Le président du Bloc Libéral (BL), Dr Faya Millimono, a déposé ce vendredi 26 septembre un recours auprès de la Cour suprême de Guinée afin de demander l’annulation du référendum constitutionnel organisé le 21 septembre dernier.
Dans sa déclaration à la presse, le leader libéral a dénoncé de « graves irrégularités » entachant le scrutin. Parmi elles, la nomination tardive de l’Observatoire National Autonome de Supervision du Référendum (ONASUR) et « l’absence d’une véritable supervision du processus électoral ».

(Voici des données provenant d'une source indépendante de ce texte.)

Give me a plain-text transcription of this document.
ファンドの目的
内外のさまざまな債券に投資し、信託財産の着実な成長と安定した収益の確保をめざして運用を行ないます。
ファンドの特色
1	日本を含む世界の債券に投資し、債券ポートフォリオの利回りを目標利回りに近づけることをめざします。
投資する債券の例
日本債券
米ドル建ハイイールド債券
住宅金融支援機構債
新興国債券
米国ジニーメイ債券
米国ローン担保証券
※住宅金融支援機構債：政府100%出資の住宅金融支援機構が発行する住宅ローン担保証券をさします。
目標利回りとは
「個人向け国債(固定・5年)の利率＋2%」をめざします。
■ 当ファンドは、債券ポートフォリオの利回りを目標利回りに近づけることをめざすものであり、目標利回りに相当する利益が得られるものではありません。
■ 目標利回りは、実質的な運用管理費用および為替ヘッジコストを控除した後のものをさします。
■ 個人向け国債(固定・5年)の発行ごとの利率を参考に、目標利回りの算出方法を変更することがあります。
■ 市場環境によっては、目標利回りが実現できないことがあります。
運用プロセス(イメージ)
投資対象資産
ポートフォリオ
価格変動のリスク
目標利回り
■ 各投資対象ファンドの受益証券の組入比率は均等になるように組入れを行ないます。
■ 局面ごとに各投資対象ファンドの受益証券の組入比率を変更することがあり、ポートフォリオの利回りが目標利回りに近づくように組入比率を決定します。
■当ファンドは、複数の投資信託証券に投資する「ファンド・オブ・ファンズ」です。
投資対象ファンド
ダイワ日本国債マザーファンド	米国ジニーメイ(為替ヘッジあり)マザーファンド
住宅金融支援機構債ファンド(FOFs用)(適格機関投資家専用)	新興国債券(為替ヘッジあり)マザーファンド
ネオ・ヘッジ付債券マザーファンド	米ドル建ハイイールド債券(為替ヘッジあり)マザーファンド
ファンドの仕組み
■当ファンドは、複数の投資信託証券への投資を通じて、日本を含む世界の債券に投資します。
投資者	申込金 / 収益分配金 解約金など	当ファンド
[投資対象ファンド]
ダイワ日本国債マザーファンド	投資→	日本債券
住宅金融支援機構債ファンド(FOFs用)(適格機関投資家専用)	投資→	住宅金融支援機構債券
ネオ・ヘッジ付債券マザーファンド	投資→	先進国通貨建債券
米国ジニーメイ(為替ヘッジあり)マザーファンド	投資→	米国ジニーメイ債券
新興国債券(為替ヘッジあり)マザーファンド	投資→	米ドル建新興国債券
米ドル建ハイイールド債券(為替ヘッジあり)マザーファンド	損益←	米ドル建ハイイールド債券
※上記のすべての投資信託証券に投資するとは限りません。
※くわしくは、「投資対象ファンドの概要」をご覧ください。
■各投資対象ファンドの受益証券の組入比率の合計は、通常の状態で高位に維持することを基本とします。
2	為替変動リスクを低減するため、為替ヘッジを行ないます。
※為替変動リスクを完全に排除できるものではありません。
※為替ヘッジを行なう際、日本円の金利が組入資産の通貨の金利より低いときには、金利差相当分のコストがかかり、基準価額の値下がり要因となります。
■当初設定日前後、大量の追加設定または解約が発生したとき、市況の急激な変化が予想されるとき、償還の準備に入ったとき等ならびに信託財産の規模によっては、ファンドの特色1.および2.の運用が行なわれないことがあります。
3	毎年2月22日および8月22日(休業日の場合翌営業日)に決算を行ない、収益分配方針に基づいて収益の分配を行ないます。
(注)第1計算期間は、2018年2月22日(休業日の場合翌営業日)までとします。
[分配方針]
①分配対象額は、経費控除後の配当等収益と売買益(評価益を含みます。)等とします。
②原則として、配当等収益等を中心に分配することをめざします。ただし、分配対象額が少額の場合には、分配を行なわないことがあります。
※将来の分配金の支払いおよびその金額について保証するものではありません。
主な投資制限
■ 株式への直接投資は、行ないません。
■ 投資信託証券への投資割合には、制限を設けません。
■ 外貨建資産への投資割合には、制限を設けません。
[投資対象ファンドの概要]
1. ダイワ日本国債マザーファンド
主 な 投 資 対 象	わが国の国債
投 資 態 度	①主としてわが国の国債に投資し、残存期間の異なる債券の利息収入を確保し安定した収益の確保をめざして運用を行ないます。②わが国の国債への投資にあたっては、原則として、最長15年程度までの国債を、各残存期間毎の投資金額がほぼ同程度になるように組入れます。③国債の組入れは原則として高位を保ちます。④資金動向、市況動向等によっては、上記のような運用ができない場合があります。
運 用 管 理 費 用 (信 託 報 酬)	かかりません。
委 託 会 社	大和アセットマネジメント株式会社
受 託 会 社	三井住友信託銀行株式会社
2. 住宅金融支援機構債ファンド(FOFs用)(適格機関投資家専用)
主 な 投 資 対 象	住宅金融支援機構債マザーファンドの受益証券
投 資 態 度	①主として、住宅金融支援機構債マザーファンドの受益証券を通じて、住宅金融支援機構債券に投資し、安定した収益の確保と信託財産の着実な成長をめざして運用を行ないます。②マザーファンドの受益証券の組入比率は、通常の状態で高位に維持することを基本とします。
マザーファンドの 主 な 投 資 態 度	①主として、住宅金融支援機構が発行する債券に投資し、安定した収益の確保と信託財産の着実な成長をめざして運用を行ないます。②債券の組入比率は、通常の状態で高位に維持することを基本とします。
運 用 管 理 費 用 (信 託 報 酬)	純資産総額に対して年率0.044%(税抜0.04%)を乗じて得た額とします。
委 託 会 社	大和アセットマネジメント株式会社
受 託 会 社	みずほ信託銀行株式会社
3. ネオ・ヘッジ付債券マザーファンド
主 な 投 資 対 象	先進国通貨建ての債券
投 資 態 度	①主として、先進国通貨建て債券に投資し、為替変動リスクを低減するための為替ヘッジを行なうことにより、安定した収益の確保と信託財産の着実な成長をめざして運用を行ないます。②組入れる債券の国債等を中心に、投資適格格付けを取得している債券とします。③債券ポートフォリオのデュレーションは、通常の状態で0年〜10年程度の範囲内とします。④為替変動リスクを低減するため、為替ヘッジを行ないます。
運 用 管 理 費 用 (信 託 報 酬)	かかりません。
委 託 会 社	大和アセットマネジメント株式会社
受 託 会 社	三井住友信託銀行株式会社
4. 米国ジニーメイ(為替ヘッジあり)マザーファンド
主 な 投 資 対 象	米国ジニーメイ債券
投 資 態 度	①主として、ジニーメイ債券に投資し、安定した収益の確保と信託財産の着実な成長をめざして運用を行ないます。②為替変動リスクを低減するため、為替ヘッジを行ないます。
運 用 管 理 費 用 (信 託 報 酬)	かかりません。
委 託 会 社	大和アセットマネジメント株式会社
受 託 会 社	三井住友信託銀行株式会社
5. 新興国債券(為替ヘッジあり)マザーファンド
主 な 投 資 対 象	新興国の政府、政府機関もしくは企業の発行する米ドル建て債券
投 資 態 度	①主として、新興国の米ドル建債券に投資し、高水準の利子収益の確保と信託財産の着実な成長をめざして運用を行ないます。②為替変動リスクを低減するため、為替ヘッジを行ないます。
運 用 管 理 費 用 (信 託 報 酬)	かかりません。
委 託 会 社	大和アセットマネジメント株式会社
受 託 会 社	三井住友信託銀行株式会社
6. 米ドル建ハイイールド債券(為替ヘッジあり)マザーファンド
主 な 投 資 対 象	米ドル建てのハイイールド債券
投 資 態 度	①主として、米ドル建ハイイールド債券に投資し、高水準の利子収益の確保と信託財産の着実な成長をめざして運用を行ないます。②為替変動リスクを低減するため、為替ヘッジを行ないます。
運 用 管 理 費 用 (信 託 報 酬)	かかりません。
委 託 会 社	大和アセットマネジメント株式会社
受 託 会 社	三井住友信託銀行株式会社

Le Bloc Libéral exige également un audit indépendant du fichier électoral et appelle à l’organisation d’un nouveau référendum dans un délai de 60 jours, conformément à la législation en vigueur. La Cour suprême dispose de huit jours pour se prononcer sur ce recours.
« Les manquements sont tellement clairs qu’on ne pouvait pas les passer sous silence », a déclaré Dr Faya Millimono. « Nous avons donc constitué un avocat pour introduire un recours en annulation du scrutin du 21 septembre. La loi prévoit qu’en cas d’irrégularités, une nouvelle consultation doit être organisée dans les 60 jours. »
Le président du BL a par ailleurs critiqué la composition de l’ONASUR, estimant que ses dirigeants sont « des militants du Oui » désignés seulement 72 heures avant le vote. « Qu’est-ce qu’ils ont supervisé ? Tout cela a été une mascarade qui a rabaissé la République », a-t-il fustigé.
Pour lui, « la Guinée est trop importante pour accepter que de telles pratiques deviennent la norme ». En attendant la décision de la haute juridiction, le Bloc Libéral affirme rester mobilisé pour la défense de la transparence et du respect de la loi électorale.